Approximately 15% of patients have known thyroid disease or thyroid auto-antibodies, even in the presence of a normal TSH. Although it has never been proven that LS is an auto-immune disease itself, there is circumstantial evidence related to its association with other conditions that are.

LS should always be treated, even when asymptomatic. The gold standard treatment remains potent topical corticosteroid for virtually all cases unless the disease is very mild. Diprosone OV (betamethasone diproprionate 0.05% ointment in optimised vehicle) is a very reliable option in Australia. This is applied once or twice a day, depending on symptom severity. This is not a PBS item. Betamethasone diproprionate 0.05% ointment is a valid alternative. On the vulva, mometasone furoate has a tendency to sting.

It is very likely when you prescribe such a potent topical corticosteroid for the genital area that there will be resistance from your patient (after their own research online) and possibly the dispensing pharmacist.
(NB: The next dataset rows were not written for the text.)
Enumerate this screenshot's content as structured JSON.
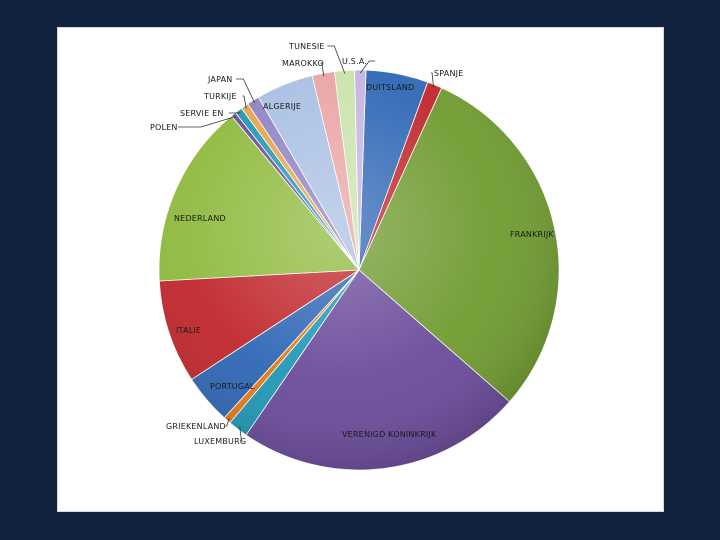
{
  "chart_data": {
    "type": "pie",
    "title": "",
    "slices": [
      {
        "label": "DUITSLAND",
        "value": 5.0,
        "color": "#2e66b5"
      },
      {
        "label": "SPANJE",
        "value": 1.2,
        "color": "#c0262b"
      },
      {
        "label": "FRANKRIJK",
        "value": 29.5,
        "color": "#6f9a2f"
      },
      {
        "label": "VERENIGD KONINKRIJK",
        "value": 23.0,
        "color": "#6a4a9a"
      },
      {
        "label": "LUXEMBURG",
        "value": 1.6,
        "color": "#1f97b5"
      },
      {
        "label": "GRIEKENLAND",
        "value": 0.6,
        "color": "#e57a16"
      },
      {
        "label": "PORTUGAL",
        "value": 4.0,
        "color": "#2e66b5"
      },
      {
        "label": "ITALIE",
        "value": 8.3,
        "color": "#c0262b"
      },
      {
        "label": "NEDERLAND",
        "value": 14.8,
        "color": "#8fba3e"
      },
      {
        "label": "POLEN",
        "value": 0.4,
        "color": "#6a4a9a"
      },
      {
        "label": "SERVIE EN",
        "value": 0.6,
        "color": "#1f97b5"
      },
      {
        "label": "TURKIJE",
        "value": 0.6,
        "color": "#e8a24a"
      },
      {
        "label": "JAPAN",
        "value": 1.0,
        "color": "#8f82c2"
      },
      {
        "label": "ALGERIJE",
        "value": 4.6,
        "color": "#a9bfe3"
      },
      {
        "label": "MAROKKO",
        "value": 1.8,
        "color": "#eaa4a4"
      },
      {
        "label": "TUNESIE",
        "value": 1.6,
        "color": "#c9e3aa"
      },
      {
        "label": "U.S.A.",
        "value": 0.9,
        "color": "#c4b4df"
      }
    ]
  }
}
You must fully discuss this at the first consultation: it is very important to explain your treatment choice and reassure that it has been extensively researched and validated.
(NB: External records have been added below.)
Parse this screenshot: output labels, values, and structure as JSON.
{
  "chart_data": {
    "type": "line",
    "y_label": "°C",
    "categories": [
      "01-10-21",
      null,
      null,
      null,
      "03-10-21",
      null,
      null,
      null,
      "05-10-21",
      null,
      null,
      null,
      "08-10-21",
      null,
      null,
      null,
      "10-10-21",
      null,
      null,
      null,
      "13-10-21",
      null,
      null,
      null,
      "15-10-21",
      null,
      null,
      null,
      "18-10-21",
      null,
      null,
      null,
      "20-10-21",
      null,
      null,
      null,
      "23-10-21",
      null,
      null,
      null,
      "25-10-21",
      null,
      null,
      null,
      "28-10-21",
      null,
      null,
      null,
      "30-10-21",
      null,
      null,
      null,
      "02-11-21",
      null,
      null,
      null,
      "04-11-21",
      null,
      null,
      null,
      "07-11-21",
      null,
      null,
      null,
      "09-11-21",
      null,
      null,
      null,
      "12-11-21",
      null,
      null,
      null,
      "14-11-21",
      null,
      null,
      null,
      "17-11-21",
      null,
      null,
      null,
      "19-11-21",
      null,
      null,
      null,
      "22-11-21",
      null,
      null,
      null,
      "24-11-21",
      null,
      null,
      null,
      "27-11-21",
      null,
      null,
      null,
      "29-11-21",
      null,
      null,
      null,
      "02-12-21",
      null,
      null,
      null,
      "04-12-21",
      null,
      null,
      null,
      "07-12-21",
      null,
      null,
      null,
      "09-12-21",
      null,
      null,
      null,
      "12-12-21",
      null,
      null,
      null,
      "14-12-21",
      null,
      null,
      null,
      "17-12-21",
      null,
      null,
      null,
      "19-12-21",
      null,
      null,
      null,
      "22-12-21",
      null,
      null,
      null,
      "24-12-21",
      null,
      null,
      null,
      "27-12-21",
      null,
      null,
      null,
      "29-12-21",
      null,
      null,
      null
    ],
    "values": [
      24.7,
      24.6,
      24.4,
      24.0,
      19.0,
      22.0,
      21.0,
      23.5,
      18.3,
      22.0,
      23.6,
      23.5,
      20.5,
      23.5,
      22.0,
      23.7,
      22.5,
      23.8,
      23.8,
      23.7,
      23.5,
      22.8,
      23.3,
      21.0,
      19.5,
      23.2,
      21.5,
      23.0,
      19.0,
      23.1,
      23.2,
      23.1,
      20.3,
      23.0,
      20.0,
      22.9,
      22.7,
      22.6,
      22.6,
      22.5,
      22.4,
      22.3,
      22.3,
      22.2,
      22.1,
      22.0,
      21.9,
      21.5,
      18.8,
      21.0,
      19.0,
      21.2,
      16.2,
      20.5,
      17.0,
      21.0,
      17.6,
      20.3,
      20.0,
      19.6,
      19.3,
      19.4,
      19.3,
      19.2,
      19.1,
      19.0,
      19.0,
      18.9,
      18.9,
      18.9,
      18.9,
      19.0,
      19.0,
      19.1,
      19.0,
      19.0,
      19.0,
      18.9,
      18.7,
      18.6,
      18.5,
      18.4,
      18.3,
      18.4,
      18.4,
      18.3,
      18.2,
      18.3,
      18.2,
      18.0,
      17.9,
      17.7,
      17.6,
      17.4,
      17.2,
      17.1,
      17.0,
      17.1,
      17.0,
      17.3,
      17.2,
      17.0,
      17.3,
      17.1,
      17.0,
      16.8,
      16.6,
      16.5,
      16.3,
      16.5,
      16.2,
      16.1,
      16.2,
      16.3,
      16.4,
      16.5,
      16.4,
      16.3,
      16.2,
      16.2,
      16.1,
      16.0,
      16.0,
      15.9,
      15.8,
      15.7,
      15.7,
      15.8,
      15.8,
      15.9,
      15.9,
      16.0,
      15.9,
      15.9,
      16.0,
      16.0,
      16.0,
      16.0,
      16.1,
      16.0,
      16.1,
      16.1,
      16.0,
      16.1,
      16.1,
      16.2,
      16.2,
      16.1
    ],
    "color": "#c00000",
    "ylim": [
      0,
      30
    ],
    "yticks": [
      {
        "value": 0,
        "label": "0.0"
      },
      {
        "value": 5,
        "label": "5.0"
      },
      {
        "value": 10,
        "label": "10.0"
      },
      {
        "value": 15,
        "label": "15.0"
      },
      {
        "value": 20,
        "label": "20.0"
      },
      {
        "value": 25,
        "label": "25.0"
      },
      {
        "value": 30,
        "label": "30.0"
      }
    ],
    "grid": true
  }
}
The first review should be at six weeks. If the skin is back to normal, corticosteroid potency may be reduced; however, until this outcome is achieved the potent preparation is continued. This can take up to six months of daily treatment on the potent preparation, particularly for severe disease. It is achievable in most patients, although there can be some residual hypopigmentation despite loss of other signs and symptoms.
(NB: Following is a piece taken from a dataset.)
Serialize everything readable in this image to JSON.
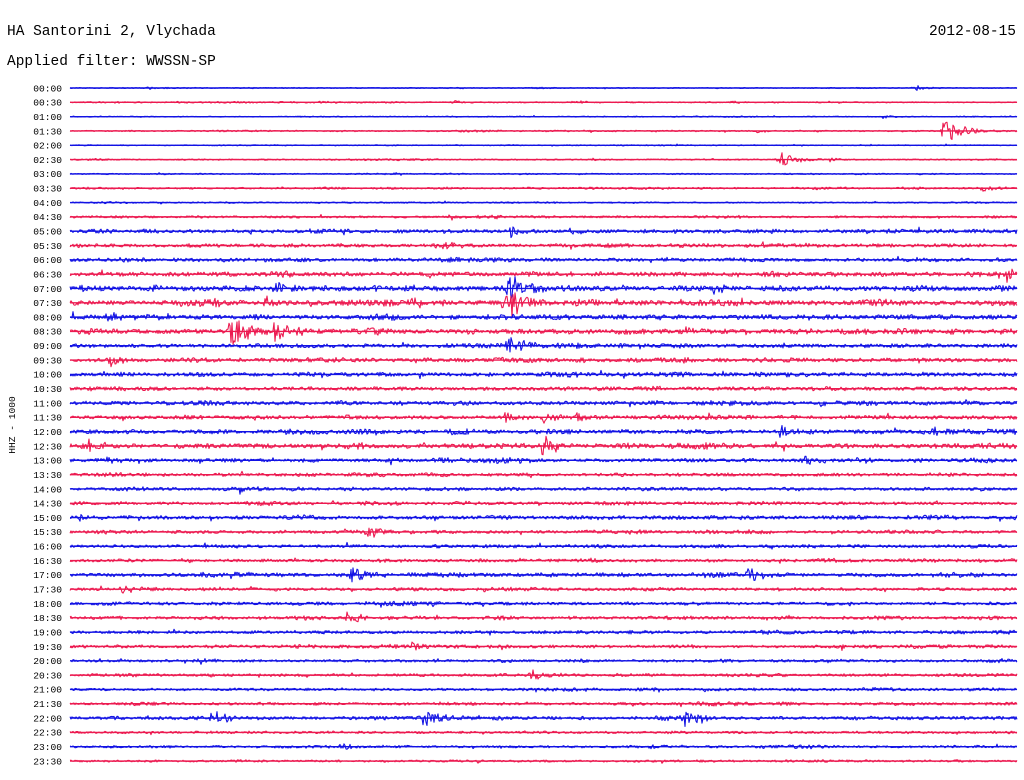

In post-menopausal women, topical oestrogen, although not specifically effective for LS itself, is often helpful to reduce vaginal and vulval dryness. If this is not addressed, even in the presence of good LS control, patients may remain symptomatic and unable to experience pain-free intercourse.

Maintenance therapy is the rule for LS. Although there may be cases that remit, it is best to assume that treatment is for life. There is no single way to do this, however ongoing topical corticosteroid treatment with moderate to weak preparations (such as methylprednisolone aceponate 0.1% and hydrocortisone 1%) is required, titrated up and down to response so that control is maintained without side effects. Ointment is generally more effective than cream, and less likely to cause allergy, but is not acceptable to all because of the sticky feeling.
If applied at night, this is less of a problem.

Although lay people will express concerns about ‘thin skin’ this is not in fact the problem. However, erythema, telangiectasia and, in some cases irritation, occur if the treatment becomes too potent as the inflammation reduces. As long as there are no side effects, treatment continues and does not have to be reduced. In general, even with very long-term topical corticosteroid treatment of LS, there are no or minimal side effects.

In patients on long-term treatment, follow up is a key to compliance and adherence to corticosteroid of adequate potency. During the first two years, follow up should be at least six-monthly. In stable controlled disease, one to two year follow up is often all that is required.

Well controlled LS has an excellent prognosis and the course of the disease can be modified by treatment. Patients who have ongoing issues with symptoms or impact on quality of life should be assumed to have either a concurrent separate problem such as Candidiasis, or emotional issues. Accepting the reality of LS can be very challenging for some. However, with ongoing monitoring to ensure adequate treatment and strong reassurance to address emotional issues, most can become asymptomatic and never develop the long-term problems related to vulval scarring and malignancy. In my own experience, no patient on adequate suppressive treatment has developed a cancer, however, there is still not enough evidence to categorically assure that it can be completely prevented.

Further reading
Lee A, Bradford J, Fischer G. Long-term Management of Adult Vulvar Lichen Sclerosus: A Prospective Cohort Study of 507 Women. JAMA Dermetol. 2015;151(10):1061-7.